Published online by Cambridge University Press: 22 January 2022
It is ironic that as the first decade of the 21st century is nearing its end, we are encouraged to rethink residential child care. The irony is not because of any dramatic changes in residential child care per se but because of the discourses that have attempted to rid child welfare services of residential child care. Some have argued that all residential or institutional services are oppressive and should no longer be included among the variety of service options available to families or to health, education and welfare professionals. Such arguments are commonly put forward by so-called scholars who have never, ever worked with troubled or troublesome children and young people in residential child care. Theirs is an opinion allegedly informed through research about residential child care, not through practice research located from within the worlds where looked-after children and young people live. Theirs is a language filled with a discourse on outcomes and graphic claims offered by the disaffected. Rarely have they listened to life stories told by those who found respite, solace, opportunities and emotional commitment through relationships offered through positive residential child care experiences.
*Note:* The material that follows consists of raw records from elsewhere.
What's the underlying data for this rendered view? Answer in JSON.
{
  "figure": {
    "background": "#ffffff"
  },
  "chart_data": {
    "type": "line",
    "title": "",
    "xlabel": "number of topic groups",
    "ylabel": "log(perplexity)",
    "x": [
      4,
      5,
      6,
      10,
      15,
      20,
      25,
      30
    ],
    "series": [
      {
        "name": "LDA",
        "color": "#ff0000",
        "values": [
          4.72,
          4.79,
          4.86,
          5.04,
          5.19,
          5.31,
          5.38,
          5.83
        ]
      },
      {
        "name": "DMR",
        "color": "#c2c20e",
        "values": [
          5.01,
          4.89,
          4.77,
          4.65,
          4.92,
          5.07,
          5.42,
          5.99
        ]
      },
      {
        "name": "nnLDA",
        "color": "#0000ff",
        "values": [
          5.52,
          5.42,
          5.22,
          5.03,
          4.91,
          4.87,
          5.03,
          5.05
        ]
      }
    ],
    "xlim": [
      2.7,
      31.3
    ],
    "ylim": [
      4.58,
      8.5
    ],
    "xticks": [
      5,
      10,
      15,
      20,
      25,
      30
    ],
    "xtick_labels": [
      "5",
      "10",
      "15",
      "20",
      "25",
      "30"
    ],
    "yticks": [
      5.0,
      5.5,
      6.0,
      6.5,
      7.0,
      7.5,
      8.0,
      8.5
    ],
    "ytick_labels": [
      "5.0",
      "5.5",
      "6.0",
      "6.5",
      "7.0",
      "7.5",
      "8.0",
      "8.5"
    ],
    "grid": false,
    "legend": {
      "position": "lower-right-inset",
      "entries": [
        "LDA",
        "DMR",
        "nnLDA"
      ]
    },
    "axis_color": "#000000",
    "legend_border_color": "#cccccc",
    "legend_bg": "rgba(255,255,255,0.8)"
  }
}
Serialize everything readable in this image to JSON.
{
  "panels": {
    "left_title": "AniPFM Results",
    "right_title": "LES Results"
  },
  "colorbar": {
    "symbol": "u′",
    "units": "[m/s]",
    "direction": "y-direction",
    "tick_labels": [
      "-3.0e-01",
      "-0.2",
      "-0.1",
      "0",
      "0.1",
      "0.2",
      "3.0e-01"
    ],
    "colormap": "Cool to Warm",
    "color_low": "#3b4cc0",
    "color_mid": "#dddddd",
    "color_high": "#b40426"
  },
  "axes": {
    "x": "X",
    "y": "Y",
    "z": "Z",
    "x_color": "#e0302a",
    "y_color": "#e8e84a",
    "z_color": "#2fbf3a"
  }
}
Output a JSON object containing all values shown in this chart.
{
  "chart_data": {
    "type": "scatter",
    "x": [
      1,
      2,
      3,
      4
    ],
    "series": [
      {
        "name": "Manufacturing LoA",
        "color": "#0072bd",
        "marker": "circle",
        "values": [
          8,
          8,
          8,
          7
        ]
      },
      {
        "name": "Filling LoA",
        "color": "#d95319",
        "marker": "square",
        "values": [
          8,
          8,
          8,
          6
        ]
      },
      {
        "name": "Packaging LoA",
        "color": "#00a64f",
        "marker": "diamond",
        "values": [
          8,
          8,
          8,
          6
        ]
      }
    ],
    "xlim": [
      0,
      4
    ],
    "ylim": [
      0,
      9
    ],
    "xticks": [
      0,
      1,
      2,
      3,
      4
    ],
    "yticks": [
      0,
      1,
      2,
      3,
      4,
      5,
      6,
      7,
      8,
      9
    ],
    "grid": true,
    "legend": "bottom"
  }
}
For all of these reasons it is timely for an intellectual stocktake and an opportunity to rethink residential child care. In the first place, residential care and education are among the oldest forms of human service ever to have been established. The first social work training dates from the late 19th century when the National Children's Home introduced in-service training for its carers. Residential child care is also the most internationally used of all health, education and welfare services with residential provisions of various sizes – from smaller, localised facilities to large-scale villages – located throughout the world, in so-called developed countries as well as in those others described as developing. Residential child care caters for the nation's most vulnerable or challenging children and young people, who are still most commonly looked after by that nation's least formally qualified people. There remains a strongly held view that real care cannot be taught and that the best carers are those who are ‘born’ with innate capacities and abilities to provide nurturing care. It is timely that all of these assumptions should be subjected to a systematic rethink.
Those who argue against the use of residential child care frequently omit residential schools from the list of services they would target for closure.